There have been some high profile incidents such as the parolee who ended up killing two people on New Years, and a number of anti-Asian hate crimes that have racked the city.
Opponents of both point out the overall rise in murders and shootings, though a more thorough analysis shows, in San Francisco for example, crime overall has fallen. And rises in murders seem to mirror a nationwide trend rather than resulting from any specific policies.
Polling in LA in February, from Data for Progress, again shows, just as was the case in Philly, strong support for reforms pushed by Gascón.
The polling “shows substantial support among Los Angeles County voters for a number of measures to reduce the jail population.

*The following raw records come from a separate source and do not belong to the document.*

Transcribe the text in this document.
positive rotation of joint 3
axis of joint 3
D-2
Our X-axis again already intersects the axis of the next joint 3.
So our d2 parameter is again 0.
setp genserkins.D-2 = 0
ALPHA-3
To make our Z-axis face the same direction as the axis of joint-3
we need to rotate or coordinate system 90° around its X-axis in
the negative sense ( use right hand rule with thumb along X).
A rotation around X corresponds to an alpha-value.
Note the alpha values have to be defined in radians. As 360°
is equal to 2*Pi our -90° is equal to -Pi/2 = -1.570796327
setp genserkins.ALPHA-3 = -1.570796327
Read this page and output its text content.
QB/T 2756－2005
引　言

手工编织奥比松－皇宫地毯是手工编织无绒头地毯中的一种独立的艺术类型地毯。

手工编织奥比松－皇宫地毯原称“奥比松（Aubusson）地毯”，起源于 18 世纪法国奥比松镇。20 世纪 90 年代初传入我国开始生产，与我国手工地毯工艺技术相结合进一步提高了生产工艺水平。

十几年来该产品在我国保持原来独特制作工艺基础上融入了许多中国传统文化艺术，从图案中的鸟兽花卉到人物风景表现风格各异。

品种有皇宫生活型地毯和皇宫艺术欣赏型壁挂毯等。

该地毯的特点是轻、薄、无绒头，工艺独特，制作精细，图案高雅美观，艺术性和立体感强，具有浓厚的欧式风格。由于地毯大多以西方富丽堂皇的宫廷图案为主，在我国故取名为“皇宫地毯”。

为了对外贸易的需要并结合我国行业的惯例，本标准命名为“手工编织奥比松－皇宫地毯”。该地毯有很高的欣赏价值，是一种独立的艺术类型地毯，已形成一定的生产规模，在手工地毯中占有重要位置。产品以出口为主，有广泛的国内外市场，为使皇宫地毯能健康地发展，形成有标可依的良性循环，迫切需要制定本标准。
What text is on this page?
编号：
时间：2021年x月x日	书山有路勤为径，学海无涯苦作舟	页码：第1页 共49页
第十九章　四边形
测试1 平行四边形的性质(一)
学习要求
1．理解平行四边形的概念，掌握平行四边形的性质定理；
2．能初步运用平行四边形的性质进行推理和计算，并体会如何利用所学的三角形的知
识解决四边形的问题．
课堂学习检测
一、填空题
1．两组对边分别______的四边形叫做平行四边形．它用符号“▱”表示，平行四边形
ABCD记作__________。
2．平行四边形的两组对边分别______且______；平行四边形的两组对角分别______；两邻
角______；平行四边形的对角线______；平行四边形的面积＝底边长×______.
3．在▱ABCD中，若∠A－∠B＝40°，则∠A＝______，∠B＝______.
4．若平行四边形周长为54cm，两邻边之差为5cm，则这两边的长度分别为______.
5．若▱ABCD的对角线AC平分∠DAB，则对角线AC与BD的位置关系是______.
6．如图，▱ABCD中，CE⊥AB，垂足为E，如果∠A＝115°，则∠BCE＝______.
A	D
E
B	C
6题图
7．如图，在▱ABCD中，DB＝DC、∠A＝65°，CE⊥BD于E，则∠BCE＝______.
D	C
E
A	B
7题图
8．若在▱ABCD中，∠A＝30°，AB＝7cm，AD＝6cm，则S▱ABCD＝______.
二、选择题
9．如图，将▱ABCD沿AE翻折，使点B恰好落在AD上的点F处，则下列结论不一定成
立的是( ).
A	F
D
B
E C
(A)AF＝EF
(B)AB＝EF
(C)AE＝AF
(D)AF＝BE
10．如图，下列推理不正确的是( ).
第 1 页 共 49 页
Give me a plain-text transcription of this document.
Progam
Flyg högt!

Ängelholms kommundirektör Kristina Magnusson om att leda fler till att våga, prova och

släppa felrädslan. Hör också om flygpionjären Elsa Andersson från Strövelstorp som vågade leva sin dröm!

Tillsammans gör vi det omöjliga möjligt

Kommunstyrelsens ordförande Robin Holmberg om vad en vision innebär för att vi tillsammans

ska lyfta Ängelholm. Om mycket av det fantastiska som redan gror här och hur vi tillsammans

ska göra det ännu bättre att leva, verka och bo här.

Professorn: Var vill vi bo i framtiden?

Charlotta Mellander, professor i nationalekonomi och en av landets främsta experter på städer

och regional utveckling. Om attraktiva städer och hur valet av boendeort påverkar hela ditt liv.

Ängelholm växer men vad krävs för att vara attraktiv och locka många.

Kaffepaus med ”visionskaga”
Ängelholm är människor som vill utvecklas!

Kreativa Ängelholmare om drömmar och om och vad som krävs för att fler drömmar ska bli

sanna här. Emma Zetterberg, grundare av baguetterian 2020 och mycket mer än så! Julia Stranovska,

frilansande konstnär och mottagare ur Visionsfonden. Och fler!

“Sixty-two percent of people favor releasing incarcerated people with less than 6 months left in their sentence,” the poll found. Moreover, voters do not want to see people detained pretrial unless necessary with more than 60 percent supporting “alternatives to jail” pretrial.
Tough-on-crime supporters may believe there is a backlash forming here, but looking at the results from Philadelphia and polling data from Los Angeles, they may be in for a surprise.
Scott Roberts, senior director of criminal justice campaigns at Color of Change told the Intercept that the agenda overall remains quite popular, despite the attacks and rise in some crimes.
“With all the noise that goes on, the attacks, what have you, we know that the agenda is still very popular,” said Roberts. “People want to see these prosecutors’ offices being focused on bringing down incarceration rates, and holding police accountable. And they’re actually looking for other solutions for violence, they’re not willing to buy into the narrative that they hear from police unions and conservative politicians.”